Even though mutual fund companies had policies against the frequent trading of fund shares, hedge fund managers of all stripes were soon striking deals to trade fund shares and attracting investors with promises of relatively easy gains. According to the lawyer for one broker under investigation for handling such trades, his client took up the practice when an investor walked unsolicited into the brokerage firm and requested it.

Mutual funds’ embrace of market timers is showing up in documents released by regulators investigating improper practices at funds. For example, the complaint against Putnam Investment Management, filed by Massachusetts regulators on Oct. 28, stated that the fund giant allowed one of its retirement plan clients, Boilermakers Local Lodge No. 5, to trade in and out of fund shares frequently because Putnam sought to expand its retirement plan business and keep the plans it already had happy. Such trading was forbidden for all customers, according to Putnam’s stated policy.

Putnam’s eagerness to accommodate the Boilermakers is reflected in an e-mail message dated Jan. 3, 2003, from a Putnam employee, Robert Gowdy, that said, Boilermakers No. 5 is a longstanding profitable client which was very instrumental in our winning $100 million in business from an associated organization, Boilermakers International.

Putnam said it regretted that market timing had occurred in its funds. But it said it had not committed fraud.

Market timing is a misnomer, of course. What these traders were doing was trying to capitalize on pricing anomalies or discrepancies in securities the fund held. This is also known as securities arbitrage.

The easiest way to profit in this manner is by trading in international mutual funds. These portfolios hold stocks that do not trade when U.S. markets are open but that may respond to the direction American markets take when the shares open for trading the next day. Furthermore, shares of foreign companies may not trade as frequently as big domestic stocks and therefore may be more likely to have stale prices than those of more liquid securities.

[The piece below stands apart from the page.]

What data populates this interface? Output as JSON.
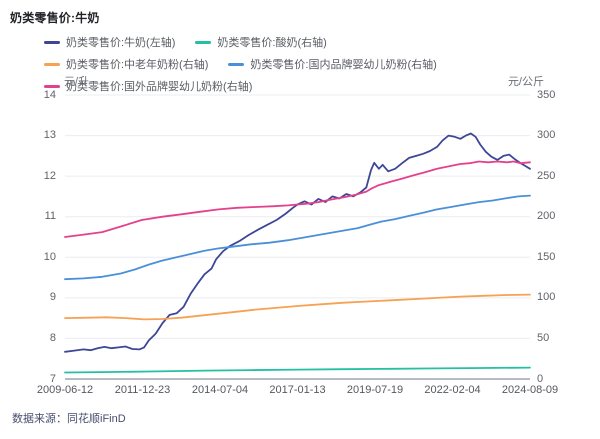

In the early 1990’s, market timers found their best opportunities in fixed-income funds, hedge fund experts said. Securities in junk bond funds, for example, do not trade as frequently as big-name stocks do; some do not even trade each day. Getting accurate prices on 300 illiquid securities is time-consuming and difficult for fund managers to do, so some bond prices in a portfolio were allowed to go stale. When interest rates moved significantly, this created great profit potential for investors who knew that the fund’s pricing of a certain bond had not been updated to reflect the rate move.

Still, the opportunities for profits in market timing were relatively small because mutual funds limited the amount of money they allowed investors to deploy in the strategy. In those days the funds were very reluctant to allow people to do this, one former hedge fund manager said. Most funds prohibited it; other funds might let you trade $5 million at a time but wouldn’t let you do $50 million because it would wreak havoc with the fund. You can’t go around and sell $500 million worth of junk bonds and buy them back the next day.

Partnoy said that he had researched market timing of mutual funds and traced the practice back to the 1920’s.

After the crash, there were stories about abuses of those practices, that some funds were giving information to arbitragers, the same kind of things they are doing today, he said. One rule in the Investment Company Act of 1940 was created to crack down on this practice.

But with hedge funds prowling for profit opportunities and mutual funds fearful of declining assets and management fees, it is not surprising that the practice became popular once again.

Profits to the fund companies seemed to take precedent, said Phil Edwards, who follows the mutual fund industry for Standard & Poor’s.